Voyage d’affaires à Téhéran sur fond de bruits de bottes
Le conseiller fédéral Pascal Couchepin se rend à Téhéran samedi et dimanche à la tête d'une importante délégation économique. Cette visite a été maintenue malgré le spectre d'une offensive militaire américaines contre l'Afghanistan, pays voisin de l'Iran.
La dernière visite d’un représentant du gouvernement suisse en Iran remonte à avril 1991. Elle avait été effectuée par René Felber, alors chef du Département fédéral des affaires étrangères (DFAE).
Aujourd’hui, c’est donc au tour du ministre suisse de l’Economie de faire le déplacement. Vingt-deux ans après la révolution islamique de 1979, le marché iranien et ses 70 millions de consommateurs intéresse la Suisse.
En effet, le président Khatami a entrepris une politique d’ouverture politique mais aussi économique sur le monde extérieur. Depuis quatre ans, la présence des entreprises étrangères est d’ailleurs de plus en plus importante.

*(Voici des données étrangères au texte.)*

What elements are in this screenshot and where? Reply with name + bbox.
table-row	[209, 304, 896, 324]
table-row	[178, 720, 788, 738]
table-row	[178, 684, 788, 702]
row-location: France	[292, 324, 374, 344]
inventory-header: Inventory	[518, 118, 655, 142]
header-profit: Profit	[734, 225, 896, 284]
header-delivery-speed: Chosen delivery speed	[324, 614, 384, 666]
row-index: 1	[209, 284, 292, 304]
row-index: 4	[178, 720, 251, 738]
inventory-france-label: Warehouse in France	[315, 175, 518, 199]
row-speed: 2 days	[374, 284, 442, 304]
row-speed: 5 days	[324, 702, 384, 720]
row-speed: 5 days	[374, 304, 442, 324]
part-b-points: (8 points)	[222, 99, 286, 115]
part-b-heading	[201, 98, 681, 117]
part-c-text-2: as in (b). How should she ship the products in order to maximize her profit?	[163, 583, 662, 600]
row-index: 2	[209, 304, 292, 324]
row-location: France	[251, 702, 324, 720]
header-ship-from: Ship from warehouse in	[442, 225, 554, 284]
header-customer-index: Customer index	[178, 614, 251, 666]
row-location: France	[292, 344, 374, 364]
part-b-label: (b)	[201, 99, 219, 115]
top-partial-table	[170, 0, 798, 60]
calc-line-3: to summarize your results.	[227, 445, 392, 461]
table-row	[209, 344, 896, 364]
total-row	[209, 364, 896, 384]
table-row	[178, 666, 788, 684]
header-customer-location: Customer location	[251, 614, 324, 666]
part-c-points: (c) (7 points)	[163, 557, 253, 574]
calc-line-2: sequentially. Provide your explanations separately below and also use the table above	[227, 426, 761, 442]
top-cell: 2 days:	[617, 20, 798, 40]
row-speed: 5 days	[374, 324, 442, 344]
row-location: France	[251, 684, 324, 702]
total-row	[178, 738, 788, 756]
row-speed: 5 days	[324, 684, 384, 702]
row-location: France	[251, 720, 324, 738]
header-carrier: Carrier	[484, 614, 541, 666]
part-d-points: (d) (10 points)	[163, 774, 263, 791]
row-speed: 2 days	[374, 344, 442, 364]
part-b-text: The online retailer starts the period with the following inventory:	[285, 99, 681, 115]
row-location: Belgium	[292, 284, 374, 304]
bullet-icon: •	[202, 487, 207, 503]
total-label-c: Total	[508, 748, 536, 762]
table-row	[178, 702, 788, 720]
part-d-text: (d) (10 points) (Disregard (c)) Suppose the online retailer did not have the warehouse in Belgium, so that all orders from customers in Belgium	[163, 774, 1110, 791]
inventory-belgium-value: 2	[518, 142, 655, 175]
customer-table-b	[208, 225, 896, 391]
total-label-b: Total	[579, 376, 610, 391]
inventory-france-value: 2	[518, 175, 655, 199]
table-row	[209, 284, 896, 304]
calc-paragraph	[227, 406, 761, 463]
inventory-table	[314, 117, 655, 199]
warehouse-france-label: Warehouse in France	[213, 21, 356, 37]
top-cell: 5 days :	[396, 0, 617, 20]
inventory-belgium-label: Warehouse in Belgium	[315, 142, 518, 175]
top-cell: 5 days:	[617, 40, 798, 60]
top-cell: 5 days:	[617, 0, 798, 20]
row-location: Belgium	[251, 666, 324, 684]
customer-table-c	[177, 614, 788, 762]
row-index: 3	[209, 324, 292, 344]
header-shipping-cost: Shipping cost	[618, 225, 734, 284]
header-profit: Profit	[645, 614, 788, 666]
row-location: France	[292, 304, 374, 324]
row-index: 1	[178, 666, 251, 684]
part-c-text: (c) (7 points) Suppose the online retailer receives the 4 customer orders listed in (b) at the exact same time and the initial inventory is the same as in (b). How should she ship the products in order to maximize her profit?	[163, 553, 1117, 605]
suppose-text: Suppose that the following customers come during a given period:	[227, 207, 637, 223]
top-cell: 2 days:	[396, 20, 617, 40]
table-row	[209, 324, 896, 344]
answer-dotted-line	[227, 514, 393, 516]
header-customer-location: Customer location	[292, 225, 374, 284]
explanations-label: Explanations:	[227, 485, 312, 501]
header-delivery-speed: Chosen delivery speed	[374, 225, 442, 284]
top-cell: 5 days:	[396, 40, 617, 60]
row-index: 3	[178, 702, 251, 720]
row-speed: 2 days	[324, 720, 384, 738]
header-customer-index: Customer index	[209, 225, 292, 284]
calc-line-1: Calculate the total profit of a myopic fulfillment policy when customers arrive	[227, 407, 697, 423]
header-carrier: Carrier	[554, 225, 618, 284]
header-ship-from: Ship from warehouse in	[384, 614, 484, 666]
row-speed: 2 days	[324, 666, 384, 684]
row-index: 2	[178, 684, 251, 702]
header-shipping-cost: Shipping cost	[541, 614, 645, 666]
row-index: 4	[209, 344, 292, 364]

Une loi sur la protection des investissements étrangers
Le Parlement iranien doit bientôt voter en dernière lecture une nouvelle loi qui assurera la garantie de l’Etat iranien aux investissements étrangers et qui permettra de rapatrier le capital et les bénéfices en toute liberté et au taux du marché libre.
Outre le président iranien, Mohammad Khatami, le conseiller fédéral Pascal Couchepin doit rencontrer le ministre iranien de l’Economie, Ali Mazaheri, et le président de la banque Centrale, Mohsen Nourbakhsh.
Le ministre suisse de l’Economie doit notifier aux Iraniens la ratification de l’accord bilatéral pour la promotion et la protection des investissements signé en 1998. Berne et Téhéran pourraient aussi signer une déclaration de principe de coopération économique et commerciale.
Pascal Couchepin est accompagné par une vingtaine de responsables d’entreprises suisses qui s’intéressent à un marché en pleine expansion. La dette extérieure iranienne a été ramenée de 25 milliards de dollars en 1996 à 7 milliards de dollars seulement aujourd’hui.
De même, les réserves en devises du pays dépassent les 17 milliards de dollars.
Exportations en forte hausse
Jamais depuis la révolution islamique de 1979, la situation économique n’a été aussi bonne. Ce qui explique l’intérêt des investisseurs étrangers, notamment suisses.
Depuis deux ans, les exportations suisses vers l’Iran ont fortement augmenté (35%). En 2000, la Suisse a importé pour 183,2 millions de francs vers l’Iran (+66% par rapport à 1999) et exporté pour 393,3 millions (+14,8%).
Au cours du premier trimestre 2001, cette tendance s’est maintenue avec 33% d’augmentation, contre 27% pour les pays de l’UE et 6% pour l’ensemble des importations iraniennes.
Au premier trimestre 2001, les produits chimiques et pharmaceutiques ont représenté 45% des exportations suisses vers l’Iran. Les machines et les appareils électriques 38%. Et les instruments de précision 6%.
L’Iran est le troisième partenaire de la Suisse au Moyen-Orient après l’Arabie Saoudite et les Emirats arabes unis.